I have been keeping the family and I super busy lately and haven’t had time to do anything particularly special with Baby Belle as far as activities are concerned. We did take her to the Valley Junction Farmers Market last Thursday for Family Fun Night. She spotted these two princess and darted for them immediately.
Notice the leash 🙂 The princesses were so sweet to her and talked to her for a few minutes and then obliged when I asked if they would pose with her. She then got all weird about it 😦
She looks terrified. The princesses were from Storybook Adventures and I hope to book a party with them soon. I know she would have a blast with them.
So for Toddler Tuesday I am going to talk about sneaking veggies in Baby Belle’s diet. She is pretty good about eating fruit….she loves fruit but with veggies she is a little more picky. She will eat carrot sticks and cucumber once in a while but she would prefer something on the sweeter side 🙂
Now one veggie she does love is tomatoes. Remember last year with our tomato jungle? She also loves noodles.
See where I am going with this…spaghetti!!!!
Now when I attempted to do Whole 30 I learned to read labels a bit better and discovered that for some reason spaghetti sauce had pretty high sugar content. I even made the mistake of buying a “no added sugar” can to see there still was sugar in there. Why? I don’t get that?
I made a HUGE vat of spaghetti sauce this past Saturday and snuck in some veggies to add a kick of nutrients. No one will ever know…until they read the post (right Kev?).
Now keep in mind when I give you this recipe I made this in bulk. You obviously could do a single serving if you wanted to. We just needed something quick and easy for nights we get busy.
Bulk Sugar Free Spaghetti Sauce With Sneaky Veggies!
Made 8 servings that will feed 4 and give you leftovers
5 pounds italian sausage
7-28 oz cans of crushed tomatoes
3-14 oz cans of diced tomatoes
3 chopped onions
2 tablespoons diced garlic (I use the kind in the jar and I love love garlic)
1 jar of roasted red pepper (or roast some yourself, how to here)
whatever amount of sneaky veggies you want-I had 4 cups of assorted shredded squash that I had froze previously
7 tablespoons Wild Tree spaghetti blend
1. Brown the sausage until completely cooked. I didn’t take any pictures of this so hopefully you know how to brown sausage. Then drain it and add it back into the pan, putting heat on low.
2. Add chopped onions and garlic and cook until soft.
3. Add all cans of crushed and diced tomatoes.
4. Add spaghetti blend and stir thoroughly.
5. While sauce is simmering I then took my frozen squash which I prepped earlier. You see…I had some squash dying in my fridge and hated to waste it. I simply shredded it, squeezed out as much liquid as I could and stored it in the freezer.
Easy. I meant to post about this separately but no time better than now. You could use the frozen squash for recipes like this, making baby food or for breads…lots of options.

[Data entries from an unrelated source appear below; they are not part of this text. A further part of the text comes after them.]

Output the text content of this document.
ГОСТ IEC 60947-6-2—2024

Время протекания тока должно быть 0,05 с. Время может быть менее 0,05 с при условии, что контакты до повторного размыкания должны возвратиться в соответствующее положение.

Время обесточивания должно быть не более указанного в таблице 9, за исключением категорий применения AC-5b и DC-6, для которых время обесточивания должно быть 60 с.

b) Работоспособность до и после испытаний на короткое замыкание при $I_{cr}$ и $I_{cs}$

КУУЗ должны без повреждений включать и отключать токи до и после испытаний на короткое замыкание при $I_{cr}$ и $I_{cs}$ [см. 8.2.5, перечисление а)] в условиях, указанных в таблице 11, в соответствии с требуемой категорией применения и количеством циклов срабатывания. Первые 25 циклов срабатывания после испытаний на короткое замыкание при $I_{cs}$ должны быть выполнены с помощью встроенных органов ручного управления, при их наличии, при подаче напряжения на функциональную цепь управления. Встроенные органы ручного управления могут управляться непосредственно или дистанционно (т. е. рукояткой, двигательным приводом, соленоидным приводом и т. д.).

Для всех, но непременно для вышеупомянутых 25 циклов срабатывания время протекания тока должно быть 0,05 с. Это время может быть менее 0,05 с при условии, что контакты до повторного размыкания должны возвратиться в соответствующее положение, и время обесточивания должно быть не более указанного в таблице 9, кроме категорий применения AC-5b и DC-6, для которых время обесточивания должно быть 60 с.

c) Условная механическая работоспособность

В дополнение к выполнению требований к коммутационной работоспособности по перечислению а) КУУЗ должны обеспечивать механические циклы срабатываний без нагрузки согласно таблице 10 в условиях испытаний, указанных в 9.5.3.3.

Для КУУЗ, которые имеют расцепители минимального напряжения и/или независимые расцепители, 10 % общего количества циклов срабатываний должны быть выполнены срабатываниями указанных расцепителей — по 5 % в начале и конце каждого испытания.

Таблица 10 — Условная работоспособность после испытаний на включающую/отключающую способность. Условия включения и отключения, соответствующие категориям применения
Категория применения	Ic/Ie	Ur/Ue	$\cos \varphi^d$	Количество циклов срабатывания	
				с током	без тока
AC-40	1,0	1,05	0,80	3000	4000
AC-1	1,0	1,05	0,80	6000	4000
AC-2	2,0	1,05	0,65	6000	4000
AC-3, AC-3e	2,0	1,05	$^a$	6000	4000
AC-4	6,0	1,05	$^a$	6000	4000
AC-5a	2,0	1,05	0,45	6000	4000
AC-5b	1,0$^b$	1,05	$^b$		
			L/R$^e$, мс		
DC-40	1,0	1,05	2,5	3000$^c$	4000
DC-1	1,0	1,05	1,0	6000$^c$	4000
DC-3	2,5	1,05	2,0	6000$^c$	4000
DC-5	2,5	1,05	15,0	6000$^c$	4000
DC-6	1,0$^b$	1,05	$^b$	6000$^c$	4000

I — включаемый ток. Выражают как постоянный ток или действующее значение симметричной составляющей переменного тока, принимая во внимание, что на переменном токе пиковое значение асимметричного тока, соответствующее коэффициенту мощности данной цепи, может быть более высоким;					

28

So I cooked that up and dumped in a random jar of roasted red peppers in a saucepan and let it cook until it was thawed out completely.
6. Blend it all up and mix it in the simmering sauce.
It didn’t amount to much and would have been better used for a single serving (1/2 pound sausage, and a can each of crushed and diced) but it made do and will add an extra bit of veggies for the fam and will make no difference in flavor!
Do you sneak veggies in your meals?
🙂 I did want to mention that my prayers and thoughts are going out to those in Oklahoma as well as to The Shepard family who are still searching for Kathlynn. I am not dealing with my emotions well at all today so I can’t bear to type something up about either topics.